Friday 17 August 2018

Strawberries

Strawberries are perennials - they live for several years - and fruiting gets better until they are 3 or 4 years old. It is best to replace them then, to avoid decreasing yields. There are two ways of doing this, expensive and cheap, although the cheap method involves rather more labour. You can buy new plants, or you can propagate your own from the old plants. Today I started on the latter. After fruiting, strawberry plants put out runners, which is their method of vegetative reproduction. The new plant is part of the old, so will always come true, unlike the seeds, which can give variable plants depending on how they were pollinated. By August, each plant will have put out a number of runners. Some will just look like long tendrils, but small plants will be growing, and rooting themselves, along and at the end of, the runners. So I chose a dozen of the better looking runners and potted them up whilst still attached to the parent plant. These will root in the 3" pots that I used, and next spring can be cut off the parents and planted where I want them. The pots were sunk into the ground and watered well. All other runners were cut off and discarded. The small plants will take a year or two to establish and grow before they fruit as well as the older plants, but by growing on runners every year, the yield can be maintained. I also weeded the strawberry plot, which was long overdue!

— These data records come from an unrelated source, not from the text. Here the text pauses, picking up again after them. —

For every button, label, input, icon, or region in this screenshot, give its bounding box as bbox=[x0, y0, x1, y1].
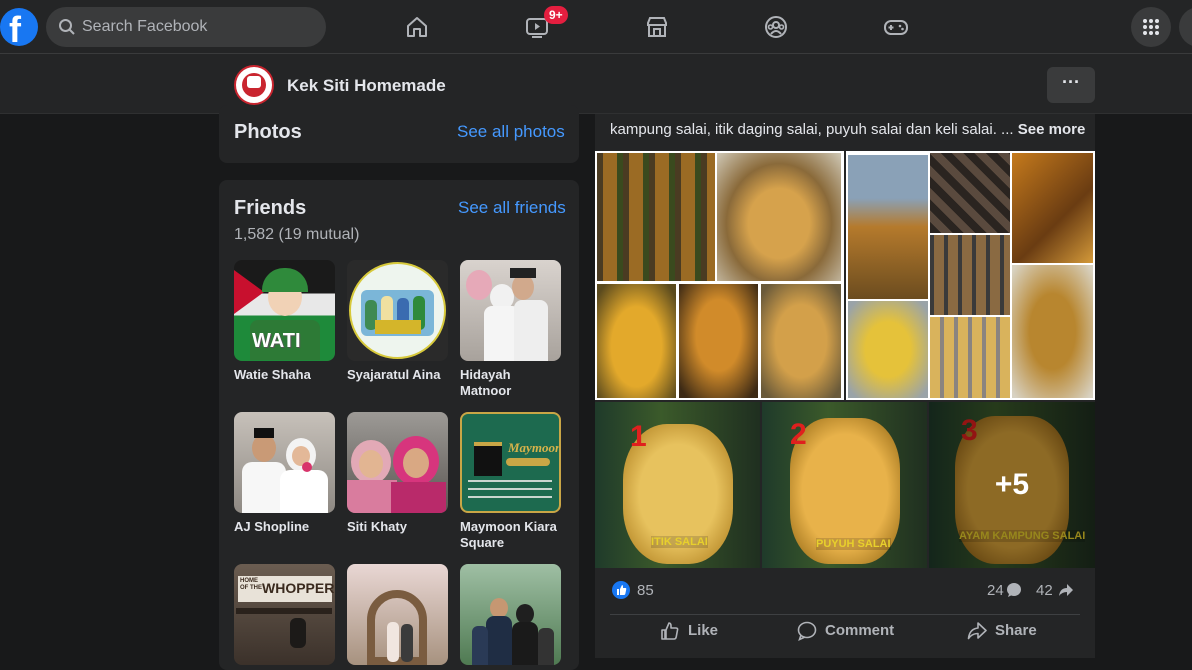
friend-photo[interactable]: HOME OF THE WHOPPER bbox=[234, 564, 335, 665]
friend-name[interactable]: Hidayah Matnoor bbox=[460, 367, 561, 399]
friend-tile[interactable]: Maymoon Maymoon Kiara Square bbox=[460, 412, 561, 551]
gaming-icon[interactable] bbox=[881, 12, 911, 42]
comment-count[interactable]: 24 bbox=[987, 582, 1004, 599]
whopper-text: WHOPPER bbox=[262, 580, 335, 596]
page-header: Kek Siti Homemade ··· bbox=[0, 54, 1192, 114]
friend-tile[interactable]: Syajaratul Aina bbox=[347, 260, 448, 383]
search-icon bbox=[59, 19, 75, 35]
friend-photo[interactable] bbox=[347, 412, 448, 513]
friend-name[interactable]: Watie Shaha bbox=[234, 367, 335, 383]
friend-photo[interactable] bbox=[460, 564, 561, 665]
friend-name[interactable]: Siti Khaty bbox=[347, 519, 448, 535]
share-label: Share bbox=[995, 622, 1037, 639]
like-button[interactable]: Like bbox=[661, 622, 719, 640]
friend-photo[interactable] bbox=[460, 260, 561, 361]
friend-tile[interactable] bbox=[460, 564, 561, 665]
photos-card: Photos See all photos bbox=[219, 105, 579, 163]
video-icon[interactable]: 9+ bbox=[522, 6, 568, 42]
share-button[interactable]: Share bbox=[967, 622, 1037, 640]
page-name[interactable]: Kek Siti Homemade bbox=[287, 76, 446, 96]
product-number-label: 2 bbox=[790, 418, 807, 451]
facebook-logo-icon[interactable]: f bbox=[0, 8, 38, 46]
top-navigation-bar: f 9+ bbox=[0, 0, 1192, 54]
messenger-button[interactable] bbox=[1179, 7, 1192, 47]
video-notification-badge: 9+ bbox=[544, 6, 568, 24]
search-input[interactable] bbox=[82, 7, 312, 47]
post-card: kampung salai, itik daging salai, puyuh … bbox=[595, 114, 1095, 658]
product-label: PUYUH SALAI bbox=[816, 538, 891, 550]
friend-photo[interactable] bbox=[347, 260, 448, 361]
friend-photo[interactable] bbox=[347, 564, 448, 665]
friends-title: Friends bbox=[234, 197, 307, 219]
groups-icon[interactable] bbox=[761, 12, 791, 42]
thumbs-up-icon bbox=[661, 622, 679, 640]
product-number-label: 1 bbox=[630, 420, 647, 453]
friend-tile[interactable]: WATI Watie Shaha bbox=[234, 260, 335, 383]
reaction-count[interactable]: 85 bbox=[637, 582, 654, 599]
see-all-photos-link[interactable]: See all photos bbox=[457, 122, 565, 142]
comment-label: Comment bbox=[825, 622, 895, 639]
friend-tile[interactable]: HOME OF THE WHOPPER bbox=[234, 564, 335, 665]
share-count[interactable]: 42 bbox=[1036, 582, 1053, 599]
post-text-body: kampung salai, itik daging salai, puyuh … bbox=[610, 121, 1014, 138]
post-text: kampung salai, itik daging salai, puyuh … bbox=[610, 120, 1090, 140]
product-label: ITIK SALAI bbox=[651, 536, 708, 548]
friend-tile[interactable] bbox=[347, 564, 448, 665]
more-photos-overlay[interactable]: +5 bbox=[929, 402, 1095, 568]
marketplace-icon[interactable] bbox=[642, 12, 672, 42]
search-box[interactable] bbox=[46, 7, 326, 47]
friend-tile[interactable]: Hidayah Matnoor bbox=[460, 260, 561, 399]
post-image-4[interactable]: 2 PUYUH SALAI bbox=[762, 402, 927, 568]
post-image-3[interactable]: 1 ITIK SALAI bbox=[595, 402, 760, 568]
friend-name[interactable]: Maymoon Kiara Square bbox=[460, 519, 561, 551]
share-icon bbox=[967, 622, 987, 640]
comment-icon bbox=[797, 621, 817, 641]
post-image-1[interactable] bbox=[595, 151, 844, 400]
friend-photo[interactable] bbox=[234, 412, 335, 513]
friend-name[interactable]: Syajaratul Aina bbox=[347, 367, 448, 383]
friend-name[interactable]: AJ Shopline bbox=[234, 519, 335, 535]
photos-title: Photos bbox=[234, 121, 302, 143]
maymoon-text: Maymoon bbox=[508, 440, 561, 455]
whopper-home-text: HOME OF THE bbox=[240, 578, 262, 591]
more-options-button[interactable]: ··· bbox=[1047, 67, 1095, 103]
friend-tile[interactable]: Siti Khaty bbox=[347, 412, 448, 535]
page-avatar[interactable] bbox=[234, 65, 274, 105]
post-image-5[interactable]: 3 AYAM KAMPUNG SALAI +5 bbox=[929, 402, 1095, 568]
wati-text: WATI bbox=[252, 330, 301, 352]
see-all-friends-link[interactable]: See all friends bbox=[458, 198, 566, 218]
friend-photo[interactable]: WATI bbox=[234, 260, 335, 361]
friend-photo[interactable]: Maymoon bbox=[460, 412, 561, 513]
share-count-icon bbox=[1059, 584, 1073, 596]
post-actions: Like Comment Share bbox=[610, 614, 1080, 649]
comment-button[interactable]: Comment bbox=[797, 621, 895, 641]
comment-count-icon bbox=[1007, 583, 1021, 597]
home-icon[interactable] bbox=[402, 12, 432, 42]
friend-tile[interactable]: AJ Shopline bbox=[234, 412, 335, 535]
post-stats: 85 24 42 bbox=[610, 580, 1080, 602]
menu-grid-button[interactable] bbox=[1131, 7, 1171, 47]
see-more-link[interactable]: See more bbox=[1018, 121, 1086, 138]
friends-card: Friends See all friends 1,582 (19 mutual… bbox=[219, 180, 579, 670]
like-reaction-icon bbox=[612, 581, 630, 599]
post-image-2[interactable] bbox=[846, 151, 1095, 400]
friends-count: 1,582 (19 mutual) bbox=[234, 226, 360, 243]
like-label: Like bbox=[688, 622, 719, 639]
grid-icon bbox=[1143, 19, 1159, 35]
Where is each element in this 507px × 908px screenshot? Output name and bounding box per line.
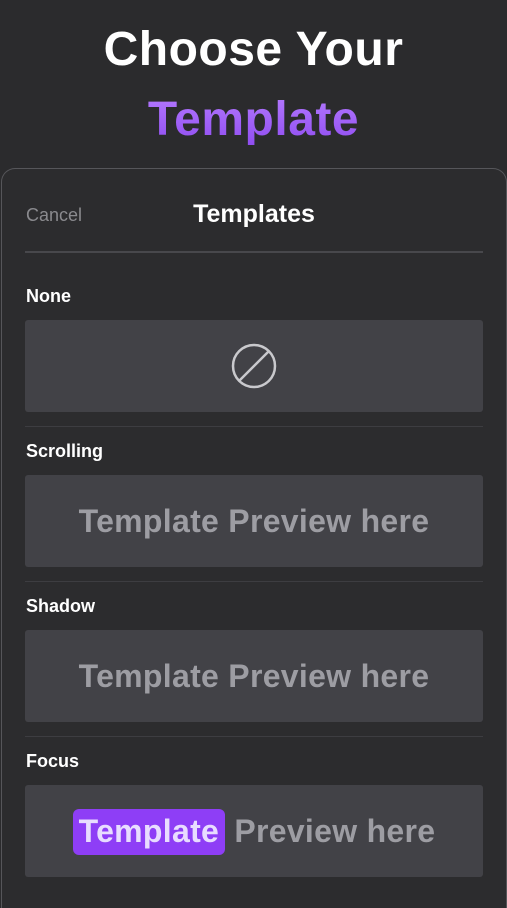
preview-text: Template Preview here bbox=[72, 808, 436, 855]
template-preview-shadow[interactable]: Template Preview here bbox=[25, 630, 483, 722]
option-label: Focus bbox=[26, 751, 80, 771]
hero-title-line1: Choose Your bbox=[103, 23, 404, 76]
template-preview-scrolling[interactable]: Template Preview here bbox=[25, 475, 483, 567]
hero-heading: Choose Your Template bbox=[0, 0, 507, 170]
divider bbox=[25, 426, 483, 427]
prohibited-icon bbox=[231, 343, 277, 389]
option-label: None bbox=[26, 286, 71, 306]
focus-highlight: Template bbox=[72, 808, 226, 855]
option-label: Scrolling bbox=[26, 441, 104, 461]
header-divider bbox=[25, 251, 483, 253]
hero-title-line2: Template bbox=[0, 92, 507, 147]
preview-text: Template Preview here bbox=[78, 657, 430, 694]
sheet-title: Templates bbox=[193, 200, 315, 228]
templates-sheet: Cancel Templates None Scrolling Template… bbox=[1, 168, 507, 908]
preview-rest: Preview here bbox=[234, 812, 436, 849]
divider bbox=[25, 736, 483, 737]
template-preview-none[interactable] bbox=[25, 320, 483, 412]
preview-text: Template Preview here bbox=[78, 502, 430, 539]
sheet-header: Cancel Templates bbox=[2, 169, 506, 253]
divider bbox=[25, 581, 483, 582]
template-preview-focus[interactable]: Template Preview here bbox=[25, 785, 483, 877]
option-label: Shadow bbox=[26, 596, 96, 616]
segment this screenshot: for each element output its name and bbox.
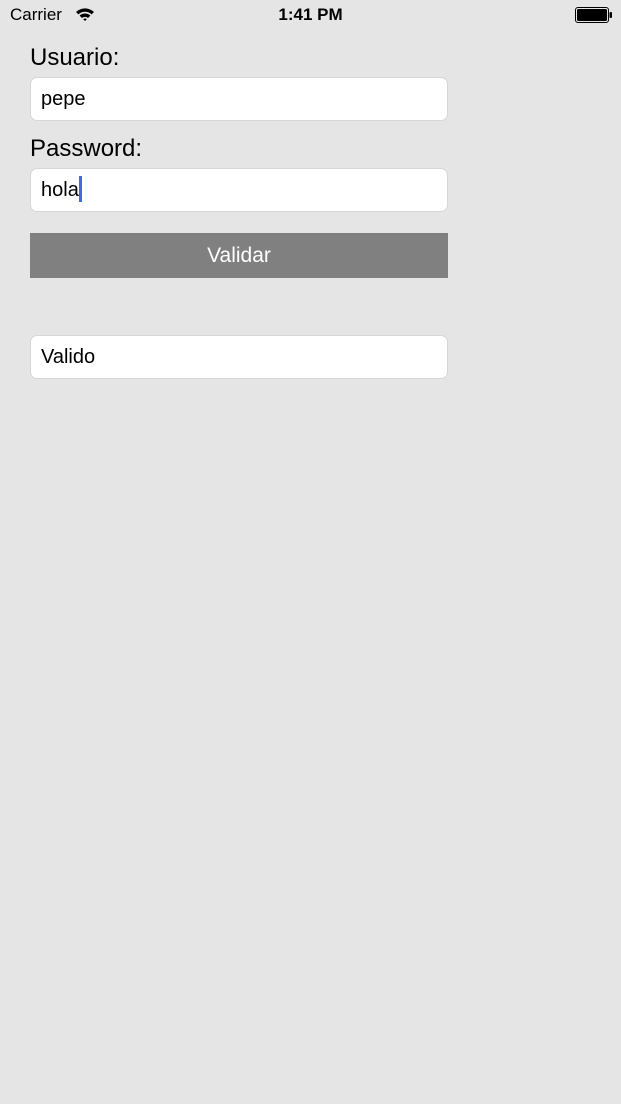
password-field-value: hola (41, 179, 79, 201)
user-label: Usuario: (30, 44, 120, 71)
password-field-container: hola (41, 169, 82, 211)
validate-button[interactable]: Validar (30, 233, 448, 278)
result-field[interactable]: Valido (30, 335, 448, 379)
status-bar: Carrier 1:41 PM (0, 0, 621, 32)
battery-icon (575, 7, 613, 23)
status-time: 1:41 PM (278, 5, 343, 24)
user-field-value: pepe (41, 88, 86, 110)
user-field[interactable]: pepe (30, 77, 448, 121)
password-field[interactable]: hola (30, 168, 448, 212)
password-label: Password: (30, 135, 143, 162)
text-caret (78, 176, 82, 203)
result-field-value: Valido (41, 346, 96, 368)
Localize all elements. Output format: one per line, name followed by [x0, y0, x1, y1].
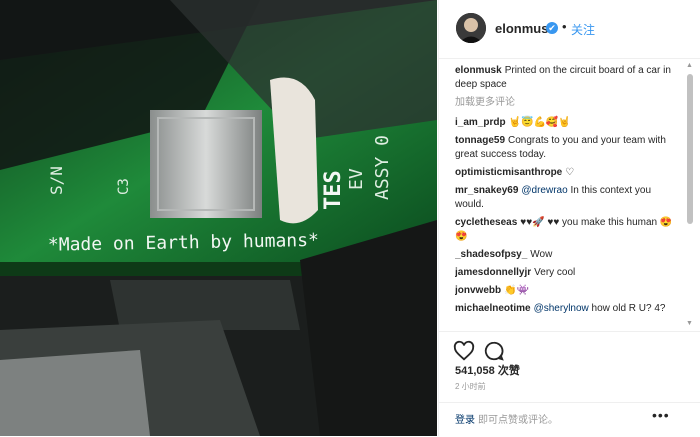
board-label-c3: C3 — [116, 178, 132, 195]
scroll-up-arrow-icon[interactable]: ▲ — [686, 62, 693, 70]
comment-item: cycletheseas ♥♥🚀 ♥♥ you make this human 😍… — [455, 216, 677, 244]
post-footer: 登录 即可点赞或评论。 ••• — [439, 402, 700, 437]
heart-icon[interactable] — [453, 340, 475, 362]
comment-username[interactable]: _shadesofpsy_ — [455, 249, 527, 260]
load-more-comments[interactable]: 加载更多评论 — [455, 96, 677, 110]
comment-username[interactable]: tonnage59 — [455, 135, 505, 146]
board-label-assy: ASSY 0 — [372, 135, 393, 200]
post-header: elonmusk ✔ • 关注 — [439, 0, 700, 59]
scroll-down-arrow-icon[interactable]: ▼ — [686, 320, 693, 328]
board-label-tes: TES — [321, 170, 346, 210]
post-timestamp[interactable]: 2 小时前 — [455, 381, 486, 392]
comments-scrollbar[interactable]: ▲ ▼ — [685, 62, 695, 330]
like-count[interactable]: 541,058 次赞 — [455, 362, 520, 378]
verified-icon: ✔ — [546, 22, 558, 34]
post-caption: elonmusk Printed on the circuit board of … — [455, 64, 677, 92]
login-link[interactable]: 登录 — [455, 411, 475, 426]
circuit-board-image: S/N C3 TES EV ASSY 0 *Made on Earth by h… — [0, 0, 437, 436]
scroll-thumb[interactable] — [687, 74, 693, 224]
comment-item: i_am_prdp 🤘😇💪🥰🤘 — [455, 116, 677, 130]
comment-mention[interactable]: @drewrao — [521, 185, 567, 196]
comment-text: Very cool — [534, 267, 576, 278]
post-photo[interactable]: S/N C3 TES EV ASSY 0 *Made on Earth by h… — [0, 0, 437, 436]
board-label-sn: S/N — [47, 166, 66, 195]
comment-text: ♡ — [565, 167, 575, 178]
comment-username[interactable]: mr_snakey69 — [455, 185, 518, 196]
comment-username[interactable]: optimisticmisanthrope — [455, 167, 562, 178]
comment-item: jamesdonnellyjr Very cool — [455, 266, 677, 280]
comment-icon[interactable] — [483, 340, 505, 362]
comment-username[interactable]: cycletheseas — [455, 217, 517, 228]
comment-item: optimisticmisanthrope ♡ — [455, 166, 677, 180]
post-sidebar: elonmusk ✔ • 关注 elonmusk Printed on the c… — [438, 0, 700, 436]
comment-username[interactable]: i_am_prdp — [455, 117, 506, 128]
comment-text: Wow — [530, 249, 553, 260]
header-separator: • — [562, 19, 567, 34]
comment-text: 👏👾 — [504, 285, 530, 296]
caption-username[interactable]: elonmusk — [455, 65, 502, 76]
comment-list: elonmusk Printed on the circuit board of … — [455, 64, 677, 329]
follow-button[interactable]: 关注 — [571, 21, 595, 38]
comment-text: 🤘😇💪🥰🤘 — [508, 117, 571, 128]
comment-username[interactable]: michaelneotime — [455, 303, 531, 314]
comment-item: mr_snakey69 @drewrao In this context you … — [455, 184, 677, 212]
comment-item: tonnage59 Congrats to you and your team w… — [455, 134, 677, 162]
avatar-image — [456, 13, 486, 43]
comment-text: how old R U? 4? — [588, 303, 666, 314]
more-options-icon[interactable]: ••• — [652, 407, 670, 423]
comment-mention[interactable]: @sherylnow — [534, 303, 589, 314]
comment-item: michaelneotime @sherylnow how old R U? 4? — [455, 302, 677, 316]
login-prompt-text: 即可点赞或评论。 — [478, 415, 558, 426]
avatar[interactable] — [456, 13, 486, 43]
comment-username[interactable]: jonvwebb — [455, 285, 501, 296]
board-label-ev: EV — [346, 168, 367, 190]
comment-item: _shadesofpsy_ Wow — [455, 248, 677, 262]
comment-username[interactable]: jamesdonnellyjr — [455, 267, 531, 278]
comment-item: jonvwebb 👏👾 — [455, 284, 677, 298]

Because of the dry weather - it did not rain at all for about 9 weeks, until 2 weeks ago - a lot of things either finished early or did not mature properly. Broccoli was a good example of this. Last year, it was excellent, with plump, tender heads, but this year it has basically gone to seed without heading up. Runner beans all came in a rush, but have stabilised somewhat now it is wetter. I have been watering courgettes nearly every day, and they have loved the weather. I grew an extra plant this year, but needn't have done so, as we now have more than 20 in the fridge, despite  using them every day, in one form or another! I've also been picking beetroot, spring onions, carrots and French beans. Nearly all my potatoes are in store, and I have started picking sweetcorn - delicious! They were 'knee high by the fourth of July' as they should have been, but they also love the hot weather, and have come very early, at least two weeks. All of my white onions are now drying off, but my red onions are a little bit later. It's our autumn show in 3 weeks time, but I suspect that nearly everything will have finished by then.